His lips curved, just slightly. Not a smile. A promise.
“Then burn me, little witch,” he said, stepping closer. “But know that fire doesn’t scare me. It *feeds* me.”
The bond flared between us, a surge of heat that made my knees weak. His scent wrapped around me, thick and intoxicating. For a single, traitorous second, I wanted to step into him.

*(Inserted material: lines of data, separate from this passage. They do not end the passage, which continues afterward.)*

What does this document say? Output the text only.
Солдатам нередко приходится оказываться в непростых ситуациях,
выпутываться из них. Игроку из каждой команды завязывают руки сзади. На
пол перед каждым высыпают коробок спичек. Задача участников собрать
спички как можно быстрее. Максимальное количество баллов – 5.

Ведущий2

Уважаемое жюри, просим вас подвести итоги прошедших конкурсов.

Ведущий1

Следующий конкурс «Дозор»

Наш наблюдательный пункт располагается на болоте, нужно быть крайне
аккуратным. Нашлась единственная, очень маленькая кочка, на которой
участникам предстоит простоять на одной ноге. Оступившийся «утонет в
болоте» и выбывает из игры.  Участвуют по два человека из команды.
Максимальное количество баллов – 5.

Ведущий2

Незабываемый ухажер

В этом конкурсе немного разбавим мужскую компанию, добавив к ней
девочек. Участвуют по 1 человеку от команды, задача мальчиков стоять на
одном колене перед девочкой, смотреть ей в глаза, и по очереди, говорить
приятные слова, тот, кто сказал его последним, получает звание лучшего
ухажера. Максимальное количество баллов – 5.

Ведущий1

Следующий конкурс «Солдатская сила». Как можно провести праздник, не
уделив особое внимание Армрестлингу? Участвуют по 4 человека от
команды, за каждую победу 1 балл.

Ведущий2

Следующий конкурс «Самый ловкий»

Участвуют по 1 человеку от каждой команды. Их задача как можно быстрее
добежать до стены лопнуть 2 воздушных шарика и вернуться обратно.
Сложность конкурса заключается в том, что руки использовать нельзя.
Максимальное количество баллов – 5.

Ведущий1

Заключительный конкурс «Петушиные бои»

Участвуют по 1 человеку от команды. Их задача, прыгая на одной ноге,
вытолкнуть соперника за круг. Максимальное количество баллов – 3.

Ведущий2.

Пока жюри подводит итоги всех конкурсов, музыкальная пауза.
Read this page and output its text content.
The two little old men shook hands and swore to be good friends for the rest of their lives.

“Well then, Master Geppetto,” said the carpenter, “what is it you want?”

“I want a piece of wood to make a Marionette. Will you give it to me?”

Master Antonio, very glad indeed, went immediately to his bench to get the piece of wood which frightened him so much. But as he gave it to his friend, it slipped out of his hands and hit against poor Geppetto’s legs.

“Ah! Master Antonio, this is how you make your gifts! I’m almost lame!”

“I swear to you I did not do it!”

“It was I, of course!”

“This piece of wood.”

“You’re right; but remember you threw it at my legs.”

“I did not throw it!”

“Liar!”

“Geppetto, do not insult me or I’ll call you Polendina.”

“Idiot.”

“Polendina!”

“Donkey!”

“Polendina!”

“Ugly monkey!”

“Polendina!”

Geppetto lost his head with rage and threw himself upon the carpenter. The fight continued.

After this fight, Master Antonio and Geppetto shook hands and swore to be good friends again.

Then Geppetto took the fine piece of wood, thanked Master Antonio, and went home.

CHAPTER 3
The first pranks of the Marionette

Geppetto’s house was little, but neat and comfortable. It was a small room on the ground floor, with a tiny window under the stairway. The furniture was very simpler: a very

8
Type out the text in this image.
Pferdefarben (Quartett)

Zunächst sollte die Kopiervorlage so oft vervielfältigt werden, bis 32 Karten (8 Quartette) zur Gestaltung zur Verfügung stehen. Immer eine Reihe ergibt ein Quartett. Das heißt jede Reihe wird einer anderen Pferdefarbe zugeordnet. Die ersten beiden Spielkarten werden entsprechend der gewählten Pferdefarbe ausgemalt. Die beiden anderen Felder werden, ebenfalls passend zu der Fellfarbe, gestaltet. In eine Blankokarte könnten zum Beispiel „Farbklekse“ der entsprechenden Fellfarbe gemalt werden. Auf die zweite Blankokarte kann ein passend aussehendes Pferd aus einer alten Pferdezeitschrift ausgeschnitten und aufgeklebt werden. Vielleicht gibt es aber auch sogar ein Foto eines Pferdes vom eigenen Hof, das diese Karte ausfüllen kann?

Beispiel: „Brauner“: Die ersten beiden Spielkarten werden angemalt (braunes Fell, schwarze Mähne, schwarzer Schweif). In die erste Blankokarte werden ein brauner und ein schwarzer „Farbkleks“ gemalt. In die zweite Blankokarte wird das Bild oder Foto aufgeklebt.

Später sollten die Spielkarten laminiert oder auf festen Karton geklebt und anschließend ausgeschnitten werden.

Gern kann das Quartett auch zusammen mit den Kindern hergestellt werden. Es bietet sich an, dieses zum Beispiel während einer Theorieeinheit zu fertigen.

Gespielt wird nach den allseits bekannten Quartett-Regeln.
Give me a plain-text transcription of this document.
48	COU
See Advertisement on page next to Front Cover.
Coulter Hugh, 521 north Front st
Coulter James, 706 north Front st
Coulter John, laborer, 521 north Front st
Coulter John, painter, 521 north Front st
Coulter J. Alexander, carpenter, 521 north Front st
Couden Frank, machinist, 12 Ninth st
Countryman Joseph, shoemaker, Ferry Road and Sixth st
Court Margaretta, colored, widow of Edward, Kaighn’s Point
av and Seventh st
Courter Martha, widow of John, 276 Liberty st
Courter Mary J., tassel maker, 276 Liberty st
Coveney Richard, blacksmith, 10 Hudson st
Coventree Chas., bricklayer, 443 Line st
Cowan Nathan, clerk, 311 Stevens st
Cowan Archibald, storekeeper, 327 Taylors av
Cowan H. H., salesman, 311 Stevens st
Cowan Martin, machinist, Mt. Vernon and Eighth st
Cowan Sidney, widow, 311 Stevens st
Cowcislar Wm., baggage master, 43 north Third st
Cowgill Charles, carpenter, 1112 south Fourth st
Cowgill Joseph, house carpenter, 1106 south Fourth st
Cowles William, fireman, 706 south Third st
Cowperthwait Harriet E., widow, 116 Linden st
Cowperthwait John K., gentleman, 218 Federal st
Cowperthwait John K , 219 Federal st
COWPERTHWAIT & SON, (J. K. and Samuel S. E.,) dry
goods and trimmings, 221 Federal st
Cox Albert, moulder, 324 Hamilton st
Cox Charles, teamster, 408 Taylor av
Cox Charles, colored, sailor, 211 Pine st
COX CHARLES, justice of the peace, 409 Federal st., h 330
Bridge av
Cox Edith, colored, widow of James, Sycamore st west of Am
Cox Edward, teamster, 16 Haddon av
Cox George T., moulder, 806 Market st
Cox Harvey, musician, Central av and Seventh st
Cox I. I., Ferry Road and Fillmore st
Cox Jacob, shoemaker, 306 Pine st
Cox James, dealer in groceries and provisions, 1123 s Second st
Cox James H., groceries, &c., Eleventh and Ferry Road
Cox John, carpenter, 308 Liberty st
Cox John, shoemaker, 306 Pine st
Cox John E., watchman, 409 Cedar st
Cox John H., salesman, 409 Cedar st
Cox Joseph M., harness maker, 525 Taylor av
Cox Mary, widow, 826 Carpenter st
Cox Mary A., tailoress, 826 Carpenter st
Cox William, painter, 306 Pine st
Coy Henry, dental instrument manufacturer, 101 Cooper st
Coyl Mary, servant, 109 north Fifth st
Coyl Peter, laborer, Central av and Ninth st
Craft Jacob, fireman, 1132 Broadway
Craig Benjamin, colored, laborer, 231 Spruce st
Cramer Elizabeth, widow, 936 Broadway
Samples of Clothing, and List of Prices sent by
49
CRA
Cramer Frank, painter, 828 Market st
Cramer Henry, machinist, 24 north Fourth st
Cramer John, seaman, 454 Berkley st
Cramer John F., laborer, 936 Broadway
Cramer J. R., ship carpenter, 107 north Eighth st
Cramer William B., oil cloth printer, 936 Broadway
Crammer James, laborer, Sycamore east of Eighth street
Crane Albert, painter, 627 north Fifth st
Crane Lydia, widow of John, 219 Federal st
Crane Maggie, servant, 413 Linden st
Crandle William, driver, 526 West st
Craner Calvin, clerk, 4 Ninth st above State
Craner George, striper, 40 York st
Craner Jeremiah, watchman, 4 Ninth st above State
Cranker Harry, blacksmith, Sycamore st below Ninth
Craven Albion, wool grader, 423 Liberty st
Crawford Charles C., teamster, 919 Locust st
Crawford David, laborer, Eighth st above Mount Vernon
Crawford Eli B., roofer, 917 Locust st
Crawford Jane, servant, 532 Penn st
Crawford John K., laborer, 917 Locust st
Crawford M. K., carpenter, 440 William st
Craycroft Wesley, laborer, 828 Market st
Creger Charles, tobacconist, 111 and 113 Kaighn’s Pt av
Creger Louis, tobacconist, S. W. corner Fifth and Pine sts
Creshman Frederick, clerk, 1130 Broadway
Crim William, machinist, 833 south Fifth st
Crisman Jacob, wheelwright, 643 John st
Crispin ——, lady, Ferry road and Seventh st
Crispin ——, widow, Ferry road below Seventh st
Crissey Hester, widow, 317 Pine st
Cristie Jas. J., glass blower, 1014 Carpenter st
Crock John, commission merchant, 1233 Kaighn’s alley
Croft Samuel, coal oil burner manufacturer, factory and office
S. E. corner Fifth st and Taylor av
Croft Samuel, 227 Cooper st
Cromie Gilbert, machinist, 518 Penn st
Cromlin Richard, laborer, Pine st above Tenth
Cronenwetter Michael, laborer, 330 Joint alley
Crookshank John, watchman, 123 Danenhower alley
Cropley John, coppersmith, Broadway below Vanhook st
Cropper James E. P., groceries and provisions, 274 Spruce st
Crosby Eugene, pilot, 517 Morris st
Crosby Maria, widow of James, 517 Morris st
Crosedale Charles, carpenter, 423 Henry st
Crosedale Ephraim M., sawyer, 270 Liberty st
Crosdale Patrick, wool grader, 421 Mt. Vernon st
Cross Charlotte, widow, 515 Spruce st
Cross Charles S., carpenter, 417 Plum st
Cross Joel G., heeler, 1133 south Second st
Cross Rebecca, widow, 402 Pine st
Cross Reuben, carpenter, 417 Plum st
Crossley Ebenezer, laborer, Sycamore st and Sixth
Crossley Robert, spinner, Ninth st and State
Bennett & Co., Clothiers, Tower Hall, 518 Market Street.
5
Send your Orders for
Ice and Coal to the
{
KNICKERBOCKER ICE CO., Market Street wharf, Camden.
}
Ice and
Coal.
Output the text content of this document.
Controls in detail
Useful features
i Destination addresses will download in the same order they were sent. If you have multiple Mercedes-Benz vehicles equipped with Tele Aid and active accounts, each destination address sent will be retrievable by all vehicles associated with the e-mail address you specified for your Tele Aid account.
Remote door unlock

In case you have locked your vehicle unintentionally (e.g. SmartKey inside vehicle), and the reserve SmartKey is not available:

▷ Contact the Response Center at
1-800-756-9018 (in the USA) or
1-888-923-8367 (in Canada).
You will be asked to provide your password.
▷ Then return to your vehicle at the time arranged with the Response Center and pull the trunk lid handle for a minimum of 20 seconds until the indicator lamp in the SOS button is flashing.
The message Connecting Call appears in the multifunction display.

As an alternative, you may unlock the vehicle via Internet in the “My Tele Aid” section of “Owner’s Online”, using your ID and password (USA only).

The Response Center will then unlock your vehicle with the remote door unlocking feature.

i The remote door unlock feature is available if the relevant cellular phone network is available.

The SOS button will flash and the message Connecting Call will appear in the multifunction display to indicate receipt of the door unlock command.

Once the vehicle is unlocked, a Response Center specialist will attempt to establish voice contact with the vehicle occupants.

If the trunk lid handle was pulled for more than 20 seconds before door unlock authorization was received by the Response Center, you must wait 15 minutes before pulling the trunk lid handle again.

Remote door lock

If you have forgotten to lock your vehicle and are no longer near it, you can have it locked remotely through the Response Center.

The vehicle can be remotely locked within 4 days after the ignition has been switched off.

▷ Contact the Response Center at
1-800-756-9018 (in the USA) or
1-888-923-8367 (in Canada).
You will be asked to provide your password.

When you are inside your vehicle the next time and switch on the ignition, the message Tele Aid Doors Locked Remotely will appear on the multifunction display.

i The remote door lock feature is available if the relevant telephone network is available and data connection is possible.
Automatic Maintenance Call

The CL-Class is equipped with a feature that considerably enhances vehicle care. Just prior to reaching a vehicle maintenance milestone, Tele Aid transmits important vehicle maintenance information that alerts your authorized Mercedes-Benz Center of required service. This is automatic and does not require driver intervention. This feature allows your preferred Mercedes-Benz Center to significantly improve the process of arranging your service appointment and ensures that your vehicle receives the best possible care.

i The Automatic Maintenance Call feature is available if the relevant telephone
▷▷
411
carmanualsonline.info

To feel his hands on my waist, his mouth on my neck.
I wanted to hate him.
But the bond didn’t care about hate.
It only knew hunger.
And I was starving.
He leaned in, his breath warm against my ear. “You’re already mine,” he whispered. “Even if you don’t know it yet.”
The Council watched in stunned silence. Vexis’s smile hadn’t faded. If anything, it had widened.
This was his plan.
He’d known. He’d *wanted* this.
But why?
I didn’t have time to think. Kael’s hand closed around mine again, and he pulled me forward, toward the doors.
“Come,” he said. “We have much to discuss. And little time to waste.”
I let him lead me, my mind racing. The dagger in my boot was still there. My magic still hummed beneath my skin. My mission wasn’t over.
It had just changed.
I wasn’t just here to kill the Hollow King.
I was here to survive him.
And when the time came—when the bond was weakest, when his guard was down—I would make him regret the day he ever touched me.
But as we walked through the shadowed halls, his presence a constant pressure against my back, I felt something I hadn’t in years.
Doubt.
Because the truth was worse than I’d imagined.
I didn’t just want to kill him.
Part of me already wanted to keep him.
And that was the most dangerous thought of all.